Mama is from the Tidewater country and grew up in a big house with pretty things, while Papa is a surveyor from north Virginia. Mama loves the town but Papa loves the trees. When our neighbors cut down all their trees for a plantation, Papa said he was ready to leave.
Then a land-looker came by with stories about the state of Michigan, where you couldbuy an acre of land for $1.25. He said pine trees there were so tall you couldn’t see their tops unless you lay down on the ground. Papa went out and bought a wagon. When he brought it home, Mama cried.
I am more like Papa. Although I was sorry to leave my friends, I was glad to put away the dresses that pinched my waist and the shoes that pinched my toes. Instead of walking two miles each way to school, where the schoolmaster, Mr. Ripple, slapped our fingers with a ruler when we didn’t have our lesson by heart, Mama would teach me reading, writing, and sums. And each day there would be something to see that I had never seen before.
It was early spring when we left Virginia. I could hear orioles and thrushes for the first time since the winter. I would rather hear an oriole sing than anything else in the world. The oriole is beautiful to look at, too, with its flash of orange that turns to gold in the sun.
The wagon we traveled in was about threetimes as big as my parents’ bed. It had rounded bows stretched over the top. The bows were covered with canvas. Our horses, Ned and Dan, pulled the wagon. We could take along only what would fit in the wagon and still leave room for us to make up a bed at night. Papa took his axe, his musket, and his surveying tools. I took my doll with the face Mama had painted to look just like me. Mama took the most precious things she owned—her sketchbook and pencils. We also took salt pork, corn, dried apples, a skillet, and an iron kettle.

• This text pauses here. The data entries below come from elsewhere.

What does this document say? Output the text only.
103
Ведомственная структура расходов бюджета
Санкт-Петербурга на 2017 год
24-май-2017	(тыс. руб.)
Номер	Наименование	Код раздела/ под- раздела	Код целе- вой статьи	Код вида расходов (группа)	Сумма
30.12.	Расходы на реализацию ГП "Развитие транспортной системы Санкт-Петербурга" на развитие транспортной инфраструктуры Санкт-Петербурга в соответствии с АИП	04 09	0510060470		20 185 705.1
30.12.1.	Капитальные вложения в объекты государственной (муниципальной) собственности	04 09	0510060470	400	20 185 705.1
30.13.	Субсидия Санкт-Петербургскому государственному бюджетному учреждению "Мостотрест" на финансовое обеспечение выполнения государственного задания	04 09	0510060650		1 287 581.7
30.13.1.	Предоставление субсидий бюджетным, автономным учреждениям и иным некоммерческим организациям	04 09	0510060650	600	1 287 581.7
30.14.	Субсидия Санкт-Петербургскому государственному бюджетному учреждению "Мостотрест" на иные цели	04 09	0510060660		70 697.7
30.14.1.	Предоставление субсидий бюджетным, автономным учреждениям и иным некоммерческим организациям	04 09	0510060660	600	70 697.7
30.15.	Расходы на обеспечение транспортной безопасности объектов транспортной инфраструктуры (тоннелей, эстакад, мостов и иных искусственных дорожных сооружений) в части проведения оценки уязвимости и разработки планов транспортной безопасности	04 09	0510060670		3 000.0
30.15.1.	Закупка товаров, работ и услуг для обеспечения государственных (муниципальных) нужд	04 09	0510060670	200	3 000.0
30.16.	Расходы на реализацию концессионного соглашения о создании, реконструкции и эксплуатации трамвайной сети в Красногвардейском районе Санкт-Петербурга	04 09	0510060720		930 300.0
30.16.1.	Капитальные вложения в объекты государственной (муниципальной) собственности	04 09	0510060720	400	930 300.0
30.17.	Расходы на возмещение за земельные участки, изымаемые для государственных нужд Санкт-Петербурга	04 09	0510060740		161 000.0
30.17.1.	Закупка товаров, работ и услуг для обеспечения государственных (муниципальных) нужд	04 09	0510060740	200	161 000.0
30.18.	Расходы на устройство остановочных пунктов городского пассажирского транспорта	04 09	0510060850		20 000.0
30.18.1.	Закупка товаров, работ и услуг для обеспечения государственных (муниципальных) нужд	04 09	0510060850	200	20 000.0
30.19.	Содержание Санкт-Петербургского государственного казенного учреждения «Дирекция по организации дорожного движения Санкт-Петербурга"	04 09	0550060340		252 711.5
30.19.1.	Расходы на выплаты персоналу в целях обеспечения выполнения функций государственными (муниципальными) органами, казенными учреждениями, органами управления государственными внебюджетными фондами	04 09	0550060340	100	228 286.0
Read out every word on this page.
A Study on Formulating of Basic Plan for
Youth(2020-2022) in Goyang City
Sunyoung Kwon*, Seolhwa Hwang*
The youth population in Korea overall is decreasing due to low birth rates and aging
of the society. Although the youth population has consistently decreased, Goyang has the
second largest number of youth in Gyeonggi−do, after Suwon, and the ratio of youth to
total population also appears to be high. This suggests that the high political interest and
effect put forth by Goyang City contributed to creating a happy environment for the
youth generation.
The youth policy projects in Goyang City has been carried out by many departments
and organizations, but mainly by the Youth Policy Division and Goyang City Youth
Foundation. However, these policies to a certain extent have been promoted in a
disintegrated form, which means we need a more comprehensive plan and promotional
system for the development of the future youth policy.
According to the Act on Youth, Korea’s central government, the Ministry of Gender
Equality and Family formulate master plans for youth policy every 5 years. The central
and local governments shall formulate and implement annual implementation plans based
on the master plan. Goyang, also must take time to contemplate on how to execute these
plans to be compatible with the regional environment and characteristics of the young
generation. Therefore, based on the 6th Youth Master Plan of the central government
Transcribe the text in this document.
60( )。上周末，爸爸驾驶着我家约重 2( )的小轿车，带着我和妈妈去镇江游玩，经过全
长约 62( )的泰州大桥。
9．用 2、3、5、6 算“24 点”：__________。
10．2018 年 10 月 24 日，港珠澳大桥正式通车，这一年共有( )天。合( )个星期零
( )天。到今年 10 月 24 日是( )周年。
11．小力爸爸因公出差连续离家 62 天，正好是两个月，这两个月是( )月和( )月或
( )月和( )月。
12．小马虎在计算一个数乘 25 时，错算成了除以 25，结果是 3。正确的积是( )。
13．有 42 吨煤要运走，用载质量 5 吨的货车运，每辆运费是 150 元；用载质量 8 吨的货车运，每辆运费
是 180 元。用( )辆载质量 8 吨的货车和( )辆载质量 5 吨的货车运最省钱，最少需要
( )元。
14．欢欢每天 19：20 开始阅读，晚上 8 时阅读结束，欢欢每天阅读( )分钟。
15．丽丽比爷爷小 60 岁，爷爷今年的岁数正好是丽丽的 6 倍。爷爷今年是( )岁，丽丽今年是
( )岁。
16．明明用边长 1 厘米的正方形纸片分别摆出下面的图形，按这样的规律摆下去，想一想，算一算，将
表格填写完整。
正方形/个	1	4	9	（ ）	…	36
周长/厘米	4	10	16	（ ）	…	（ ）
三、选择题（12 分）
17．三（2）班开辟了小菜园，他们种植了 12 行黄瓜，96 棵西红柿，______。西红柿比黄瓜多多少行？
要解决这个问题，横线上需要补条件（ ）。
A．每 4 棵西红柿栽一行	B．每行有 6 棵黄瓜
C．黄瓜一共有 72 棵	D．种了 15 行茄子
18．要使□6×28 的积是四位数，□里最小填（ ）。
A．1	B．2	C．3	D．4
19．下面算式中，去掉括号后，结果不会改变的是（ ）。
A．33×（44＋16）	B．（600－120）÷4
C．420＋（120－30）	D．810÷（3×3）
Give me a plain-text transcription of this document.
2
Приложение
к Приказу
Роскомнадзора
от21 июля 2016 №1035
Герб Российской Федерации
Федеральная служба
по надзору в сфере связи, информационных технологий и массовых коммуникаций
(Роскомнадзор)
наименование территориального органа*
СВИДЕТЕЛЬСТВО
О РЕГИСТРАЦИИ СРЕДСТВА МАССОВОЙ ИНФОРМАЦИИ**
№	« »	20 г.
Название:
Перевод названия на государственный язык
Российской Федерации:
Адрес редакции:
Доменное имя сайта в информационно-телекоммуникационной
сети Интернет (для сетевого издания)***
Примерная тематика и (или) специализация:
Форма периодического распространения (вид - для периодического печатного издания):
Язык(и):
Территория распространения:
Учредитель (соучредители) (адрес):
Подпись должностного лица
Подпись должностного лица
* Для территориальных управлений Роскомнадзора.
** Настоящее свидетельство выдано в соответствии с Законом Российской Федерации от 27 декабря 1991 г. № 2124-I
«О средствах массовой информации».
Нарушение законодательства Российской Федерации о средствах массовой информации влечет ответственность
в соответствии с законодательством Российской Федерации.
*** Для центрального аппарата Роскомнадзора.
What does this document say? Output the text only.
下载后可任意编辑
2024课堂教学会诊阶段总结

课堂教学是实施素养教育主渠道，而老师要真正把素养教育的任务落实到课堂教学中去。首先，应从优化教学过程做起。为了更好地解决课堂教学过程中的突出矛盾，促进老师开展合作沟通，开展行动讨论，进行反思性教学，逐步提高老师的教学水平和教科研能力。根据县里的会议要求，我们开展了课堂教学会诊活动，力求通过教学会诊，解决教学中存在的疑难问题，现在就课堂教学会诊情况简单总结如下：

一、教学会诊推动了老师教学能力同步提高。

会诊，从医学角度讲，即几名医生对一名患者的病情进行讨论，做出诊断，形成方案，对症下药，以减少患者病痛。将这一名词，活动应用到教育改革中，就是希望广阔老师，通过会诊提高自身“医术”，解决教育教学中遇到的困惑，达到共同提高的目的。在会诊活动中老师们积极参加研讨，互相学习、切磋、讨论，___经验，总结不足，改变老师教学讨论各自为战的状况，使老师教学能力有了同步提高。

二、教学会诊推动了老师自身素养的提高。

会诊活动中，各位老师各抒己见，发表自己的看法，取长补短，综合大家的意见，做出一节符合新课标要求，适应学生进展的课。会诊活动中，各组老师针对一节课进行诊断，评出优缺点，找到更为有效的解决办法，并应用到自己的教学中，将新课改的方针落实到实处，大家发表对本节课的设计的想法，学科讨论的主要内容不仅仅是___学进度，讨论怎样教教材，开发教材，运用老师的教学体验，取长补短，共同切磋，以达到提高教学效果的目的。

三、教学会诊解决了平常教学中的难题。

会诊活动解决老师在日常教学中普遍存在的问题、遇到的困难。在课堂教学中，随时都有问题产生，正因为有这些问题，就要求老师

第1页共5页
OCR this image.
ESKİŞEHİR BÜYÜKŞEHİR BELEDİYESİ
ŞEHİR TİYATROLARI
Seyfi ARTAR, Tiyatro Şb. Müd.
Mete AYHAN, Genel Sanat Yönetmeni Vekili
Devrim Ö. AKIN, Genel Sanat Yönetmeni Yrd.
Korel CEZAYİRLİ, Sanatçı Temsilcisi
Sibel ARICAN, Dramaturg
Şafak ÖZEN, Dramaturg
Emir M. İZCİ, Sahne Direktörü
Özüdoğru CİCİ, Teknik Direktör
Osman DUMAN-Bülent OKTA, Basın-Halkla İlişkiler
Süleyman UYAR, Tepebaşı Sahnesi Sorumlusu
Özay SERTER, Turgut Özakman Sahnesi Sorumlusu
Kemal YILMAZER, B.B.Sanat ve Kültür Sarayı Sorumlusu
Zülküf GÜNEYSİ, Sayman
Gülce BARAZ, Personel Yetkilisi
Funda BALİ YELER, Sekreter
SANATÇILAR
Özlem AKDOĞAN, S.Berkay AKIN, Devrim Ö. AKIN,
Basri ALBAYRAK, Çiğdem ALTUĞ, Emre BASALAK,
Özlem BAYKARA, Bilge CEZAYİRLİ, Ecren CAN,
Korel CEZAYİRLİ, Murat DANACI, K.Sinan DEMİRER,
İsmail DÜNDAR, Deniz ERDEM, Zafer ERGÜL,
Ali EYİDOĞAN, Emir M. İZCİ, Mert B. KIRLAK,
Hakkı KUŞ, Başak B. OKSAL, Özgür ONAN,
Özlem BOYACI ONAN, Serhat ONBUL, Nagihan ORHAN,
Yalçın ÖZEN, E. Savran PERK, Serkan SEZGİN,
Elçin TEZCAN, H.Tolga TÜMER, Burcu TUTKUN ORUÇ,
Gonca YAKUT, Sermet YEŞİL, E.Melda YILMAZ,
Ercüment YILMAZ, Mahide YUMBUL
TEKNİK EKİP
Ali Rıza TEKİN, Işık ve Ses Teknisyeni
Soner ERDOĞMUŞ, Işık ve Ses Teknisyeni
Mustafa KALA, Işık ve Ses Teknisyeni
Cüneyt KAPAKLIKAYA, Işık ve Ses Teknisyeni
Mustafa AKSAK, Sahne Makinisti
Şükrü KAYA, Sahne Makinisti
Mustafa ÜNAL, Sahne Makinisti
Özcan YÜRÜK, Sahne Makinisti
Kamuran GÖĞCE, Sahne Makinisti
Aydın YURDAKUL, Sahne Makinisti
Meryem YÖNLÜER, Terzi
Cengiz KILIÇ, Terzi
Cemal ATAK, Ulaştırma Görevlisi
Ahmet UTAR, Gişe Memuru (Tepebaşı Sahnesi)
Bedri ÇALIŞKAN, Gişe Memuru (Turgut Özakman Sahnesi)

After the two months of travel our wagon pulled into Detroit. We saw real houses made of brick and women wearing fashionable dresses. While we rode through the town I looked hard at everything to make it last. There were children playing games. There were Indians with piles of animal skins. There were stores with barrels of flour and molasses and lengths of bright-colored cloth. There were hotels with people sitting on the porches and there were ships sailing on the river. In a few hours I knew it would all be gone and we would be back in the woods, woods deeper than any we had traveled through before.
When Papa stopped the wagon at the land office, Mama got out her sketchbook and began to draw the boats. She made quick marks, like bird wings, for the sails; as though the boats could fly through the air as well as sail on the water.
Papa went into the land office to get the deed to our property. When he came out, a man walked over to the wagon to ask him where we were going. “We’re taking the Saginaw Trail,” Papa said.
The man shook his head until I was afraid his top hat would fall off. “Why, there’s nothing there but trees,” he said. “You should settle in Pontiac. A lot of that land has been cleared.”
“It’s the trees I’m after,” Papa told him.
Later Mama asked, “Rob, that man sounded as though he believed we were daft. How do we know that the land-looker was telling us the truth?”
Papa showed her his bill of sale. “Eighty acres for one hundred dollars, Vinnie. And why should we go somewhere where everythingis already done? I’d rather have a hand in it.”
Because it was June it stayed light a long time, so we were able to drive the wagon halfway to Pontiac. Papa said we were making nearly two miles an hour. We camped in a kind of meadow Papa called an oak clearing.